L.(F).Mk III As MK IIC variants above, with folding wings 
F.R. Mk III As MK IIC variants above, with foldine wings 
Mk III (Hybrid) Westland-built model with normal non-folding wings; Merlin 55; redesignated as L.(F).Mk IIC 
Mk XV, XVIII, 45, 46 and 47 
Griffon-engined post-war variants... Armament comprised four 20mm cannon and provision for one 250lb or 500lb bomb. With no provision for wing folding the type did not enter front-line service. 
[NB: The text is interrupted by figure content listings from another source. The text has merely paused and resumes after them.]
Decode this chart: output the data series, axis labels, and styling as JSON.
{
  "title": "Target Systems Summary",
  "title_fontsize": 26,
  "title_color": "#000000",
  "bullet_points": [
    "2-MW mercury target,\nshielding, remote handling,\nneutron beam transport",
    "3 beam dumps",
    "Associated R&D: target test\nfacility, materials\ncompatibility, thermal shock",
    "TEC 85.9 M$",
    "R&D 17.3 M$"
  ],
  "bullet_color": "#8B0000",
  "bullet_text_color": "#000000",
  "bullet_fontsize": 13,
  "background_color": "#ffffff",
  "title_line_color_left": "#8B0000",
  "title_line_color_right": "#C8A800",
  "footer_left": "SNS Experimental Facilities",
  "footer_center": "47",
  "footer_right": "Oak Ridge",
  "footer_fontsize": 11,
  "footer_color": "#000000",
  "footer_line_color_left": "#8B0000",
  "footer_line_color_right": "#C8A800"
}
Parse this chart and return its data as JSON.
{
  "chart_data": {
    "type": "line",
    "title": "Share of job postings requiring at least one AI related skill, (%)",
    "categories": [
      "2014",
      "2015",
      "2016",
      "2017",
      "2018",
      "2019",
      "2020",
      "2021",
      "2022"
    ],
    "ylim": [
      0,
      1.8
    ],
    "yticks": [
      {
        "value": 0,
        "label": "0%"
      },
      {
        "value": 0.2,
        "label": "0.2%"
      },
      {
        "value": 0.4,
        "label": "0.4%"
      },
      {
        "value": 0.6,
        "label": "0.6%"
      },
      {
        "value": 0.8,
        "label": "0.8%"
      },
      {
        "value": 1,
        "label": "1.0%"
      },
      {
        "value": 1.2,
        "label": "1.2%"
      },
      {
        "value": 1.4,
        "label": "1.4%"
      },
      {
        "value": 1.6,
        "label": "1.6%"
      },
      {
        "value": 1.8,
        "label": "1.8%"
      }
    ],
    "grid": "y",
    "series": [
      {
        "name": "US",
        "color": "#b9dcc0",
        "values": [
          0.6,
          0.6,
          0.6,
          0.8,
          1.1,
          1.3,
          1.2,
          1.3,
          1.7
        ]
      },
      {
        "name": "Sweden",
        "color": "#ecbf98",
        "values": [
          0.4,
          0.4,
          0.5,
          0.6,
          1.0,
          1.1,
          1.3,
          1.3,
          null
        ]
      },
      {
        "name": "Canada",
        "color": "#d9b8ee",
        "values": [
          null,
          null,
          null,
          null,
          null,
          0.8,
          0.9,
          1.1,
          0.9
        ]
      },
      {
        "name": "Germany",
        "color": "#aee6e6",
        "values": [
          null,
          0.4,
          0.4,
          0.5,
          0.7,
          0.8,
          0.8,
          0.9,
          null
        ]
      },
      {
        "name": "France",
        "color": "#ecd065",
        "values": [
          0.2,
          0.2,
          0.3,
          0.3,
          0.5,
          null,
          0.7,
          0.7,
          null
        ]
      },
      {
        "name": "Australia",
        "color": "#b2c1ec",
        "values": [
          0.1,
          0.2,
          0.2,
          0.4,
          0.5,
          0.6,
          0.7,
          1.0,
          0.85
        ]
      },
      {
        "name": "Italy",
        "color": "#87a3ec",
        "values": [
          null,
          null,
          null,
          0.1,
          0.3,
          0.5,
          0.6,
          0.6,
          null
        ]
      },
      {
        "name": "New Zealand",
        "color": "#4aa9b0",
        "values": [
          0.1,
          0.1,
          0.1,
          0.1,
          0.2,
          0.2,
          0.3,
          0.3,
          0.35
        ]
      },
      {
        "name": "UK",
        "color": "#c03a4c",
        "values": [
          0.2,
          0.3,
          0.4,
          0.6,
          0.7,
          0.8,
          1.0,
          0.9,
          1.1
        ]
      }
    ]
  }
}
Named Presentation Seafires in the Fleet Air Arm 
Bondowoso MB328 (ex BL676) to A and AE, Boscombe Down 3.1942 
Salatiga NX879 (ex BL635) 897 squadron at Lee on Solent 3.1943 
Gawdex NX 883 (ex W3212) 897 squadron at Lee on Solent 3.1943 
North Star NX899 (ex AD387) 809 squadron 5.1943 
Neils Ebbesen NX920 (ex BL855) 761 squadron 5.1943 
One for Avro NX943 (ex AB181) 751 squadron 5.1943 
Lima Challenger NX952 (ex en851) 897 squadron at Lee on Solent 5.1943 
Twickenham II NX 982 (ex ad241) 761 squadron 5.1943 
Leicester Division PA112 (ex AD357) 758 squadron at Yeovilton 12.1943


----------



## lesofprimus (Nov 6, 2004)

Heres a cool comparison .jpg


----------



## the lancaster kicks ass (Nov 6, 2004)

i've always been a big fan of the Mk.I and II....................


----------



## HAWK77 (Nov 7, 2004)

Thanks for the comprehensive info all. Very helpful.


----------



## the lancaster kicks ass (Nov 7, 2004)

just out of interest what did you want it for??


----------



## cheddar cheese (Nov 7, 2004)

I like the Spit's with bubble canopies.


----------



## the lancaster kicks ass (Nov 8, 2004)

wow that was random..................


----------



## cheddar cheese (Nov 8, 2004)

Not really...it would be random if I said something like "Yum, I sure do like my pomegranites" or something along those lines


----------



## HAWK77 (Nov 9, 2004)

the lancaster kicks ass said:


> just out of interest what did you want it for??



I recently purchased Pacific Fighters, and noticed that the Seafire had no ordanance  ... and I am thinking of creating a Seafire for X-Plane.


----------



## cheddar cheese (Nov 9, 2004)

Pacific Fighters = great game


----------



## the lancaster kicks ass (Nov 9, 2004)

yeah to be honest i've never seen a seafire with any extra fuel or bombs..........


----------



## cheddar cheese (Nov 9, 2004)

Me neither.


----------